After China announced it would no longer accept imports of plastic waste — a.k.a. our recyclables — recycling programs are even more strapped than usual. Some cities, like Philadelphia, have been forced to institute new policies. As the New York Times reported, they “identified the neighborhoods with the most contamination in its recycling bins and started sending their material to an incinerator in nearby Chester, Pa. The rest still send their material to a recycling facility.”

What’s recyclable also varies from place to place, so be sure you know what your town actually accepts. Not everything with a recycling symbol may be recyclable in your area. Of course, there are things that are almost never recyclable that tend to make their way into bins, too. Common offenders are disposable paper cups, like the ones you might get to-go from a coffee shop. The plastic-based lining that makes them liquid-proof is too hard to separate from the paper.

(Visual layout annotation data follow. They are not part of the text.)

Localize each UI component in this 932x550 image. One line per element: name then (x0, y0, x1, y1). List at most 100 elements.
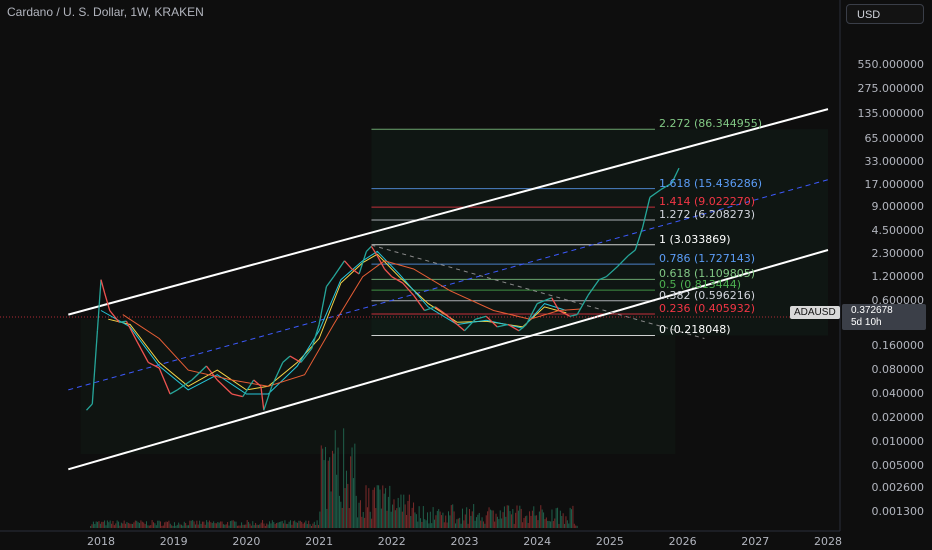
volume-bar (471, 511, 473, 528)
volume-bar (568, 523, 570, 528)
volume-bar (330, 491, 332, 528)
volume-bar (361, 516, 363, 528)
volume-bar (399, 507, 401, 528)
price-segment (424, 306, 436, 312)
fib-price: 0.405932 (698, 302, 751, 316)
fib-ratio: 1.414 (658, 195, 691, 209)
time-axis-tick: 2023 (450, 535, 479, 548)
volume-bar (229, 521, 231, 528)
volume-bar (461, 508, 463, 528)
volume-bar (537, 520, 539, 528)
volume-bar (146, 521, 148, 528)
volume-bar (337, 447, 339, 528)
volume-bar (569, 507, 571, 528)
volume-bar (159, 521, 161, 528)
fib-price: 6.208273 (698, 208, 751, 221)
volume-bar (557, 507, 559, 528)
volume-bar (302, 523, 304, 528)
volume-bar (449, 515, 451, 528)
volume-bar (102, 521, 104, 528)
time-axis-tick: 2020 (232, 535, 261, 548)
volume-bar (477, 514, 479, 528)
price-segment (576, 294, 589, 315)
price-segment (627, 249, 636, 257)
volume-bar (242, 524, 244, 528)
volume-bar (575, 525, 577, 528)
volume-bar (383, 493, 385, 528)
volume-bar (464, 514, 466, 528)
fib-ratio: 1.618 (658, 176, 691, 190)
volume-bar (489, 509, 491, 528)
price-segment (544, 297, 552, 302)
volume-bar (280, 521, 282, 528)
time-axis-tick: 2024 (523, 535, 552, 548)
volume-bar (106, 520, 108, 528)
volume-bar (352, 478, 354, 528)
volume-bar (94, 524, 96, 528)
currency-selector-button[interactable]: USD (846, 4, 924, 24)
bar-countdown: 5d 10h (851, 317, 882, 328)
volume-bar (333, 453, 335, 528)
fib-level-label: 1.618 (15.436286) (658, 176, 763, 190)
price-segment (216, 379, 233, 395)
fib-ratio: 0.618 (658, 267, 691, 281)
volume-bar (519, 505, 521, 528)
volume-bar (438, 509, 440, 528)
volume-bar (213, 521, 215, 528)
fib-level-label: 0.786 (1.727143) (658, 252, 756, 266)
volume-bar (123, 520, 125, 528)
volume-bar (173, 522, 175, 528)
volume-bar (414, 512, 416, 528)
volume-bar (277, 522, 279, 528)
volume-bar (329, 457, 331, 528)
volume-bar (134, 520, 136, 528)
price-segment (671, 167, 680, 184)
last-price-tag: 0.372678 5d 10h (842, 304, 926, 330)
volume-bar (480, 520, 482, 528)
price-segment (641, 197, 651, 228)
volume-bar (308, 520, 310, 528)
volume-bar (345, 470, 347, 528)
volume-bar (393, 499, 395, 528)
volume-bar (266, 523, 268, 528)
price-axis-tick: 0.080000 (871, 363, 925, 377)
price-segment (351, 268, 360, 275)
volume-bar (183, 521, 185, 528)
fib-level-label: 0 (0.218048) (658, 323, 731, 337)
price-segment (242, 379, 255, 397)
price-segment (119, 320, 127, 323)
volume-bar (385, 488, 387, 528)
volume-bar (320, 445, 322, 528)
volume-bar (413, 502, 415, 528)
volume-bar (119, 525, 121, 528)
volume-bar (288, 521, 290, 528)
time-axis-tick: 2018 (87, 535, 115, 548)
price-segment (605, 266, 618, 278)
volume-bar (551, 509, 553, 528)
volume-bar (434, 519, 436, 528)
volume-bar (304, 522, 306, 528)
price-segment (370, 245, 378, 257)
volume-bar (400, 494, 402, 528)
volume-bar (485, 515, 487, 528)
price-axis-tick: 0.160000 (871, 339, 925, 353)
volume-bar (116, 520, 118, 528)
volume-bar (315, 524, 317, 528)
volume-bar (347, 483, 349, 528)
volume-bar (359, 500, 361, 528)
volume-bar (108, 522, 110, 528)
price-segment (148, 361, 160, 369)
moving-average-line (100, 250, 567, 395)
volume-bar (357, 517, 359, 528)
volume-bar (113, 525, 115, 528)
time-axis-tick: 2027 (741, 535, 770, 548)
price-segment (391, 276, 404, 284)
volume-bar (185, 523, 187, 528)
price-segment (86, 403, 93, 411)
volume-bar (234, 521, 236, 528)
volume-bar (133, 522, 135, 528)
volume-bar (411, 507, 413, 528)
volume-bar (165, 521, 167, 528)
volume-bar (294, 520, 296, 528)
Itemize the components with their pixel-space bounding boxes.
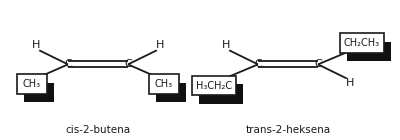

Other offenders are paper towels, Styrofoam, glass from things like windows or mirrors, plastic bags (more on that in a sec), greasy pizza boxes and really anything that’s covered in food (I’m looking at you, empty peanut butter jar.) When in doubt, your city should have a complete list of what they do and do not accept posted on their website.

Putting Plastic Bags in Any Single-Stream Recycling Bin

If you put all your recyclables in a big plastic trash bag and put it in the bin — guess what — that could mean the whole thing is going to the landfill. If you must collect recyclables in a plastic bag, dump them out loose into the bin when you take them to the curb, and then toss the plastic bag in the trash where it belongs (or, you know, reuse it.)

Plastic bags like you get at the grocery, drug or big box store are recyclable, but you have to bring them back to a designated plastic-bags-only receptacle. There’s often one right inside the door at grocery stores or places like Walmart. A few other bags can get recycled here, too, like the bag a loaf of bread might come in.

But other soft filmy plastics, like your sandwich baggies, the film you peeled off your lunch meat container or the cellophane that held your muffin from the coffee shop — sorry to say, these are trash.

Why does this matter? Besides making more work for recycling centers (see #1), the soft plastics clog up the machinery. You could break the recycling center.

Tote Bags

Ah, sorry to break it to you. I know reusable grocery bags are one of the most popular ways people try to minimize their environmental footprint — whenever we actually remember to bring them in from our trunk. Although cutting out plastic bags from your life is a good move, most people don’t stop to think about the impact of the tote bag itself.

Last year, the Administration of Environment and Food of Denmark put together a big assessment of the environmental impacts of different types of shopping bags, from the thin, flimsy polyethylene bags all the way up to the most “eco-friendly” organic cotton totes.

As it turns out, It takes exponentially more resources to make a tote bag compared to the cheap polyethylene. The report analyzed how many times you’d need to use each type of bag to equal the environmental impact of a plastic one. Paper bags, and plastic-based reusable totes, required between 35 and 85 re-uses. A cotton tote, though, had to be used 7,100 times to make up for the resources that went into it. Organic cotton? 20,000 times. If you used your organic cotton bag twice a week for the rest of your life, it’d be worth it after 192 years. Of course, if you’re already stocked up on tote bags — organic cotton or otherwise — the best thing you can do is keep using them.

Organic Cotton

Well, if an organic cotton grocery bag is 20,000 times more resource-hungry than a flimsy plastic bag, that’s a pretty good hint that organic cotton is not a sustainable choice. How could this be? Conventional cotton has been genetically engineered to increase yields and decrease the need for water. Plus, without pesticides, more of the crop is lost to pest damage. That means it takes way more organic cotton plants to make a t-shirt than it does conventional plants. That’s on top of cotton already being a fairly resource-intensive crop.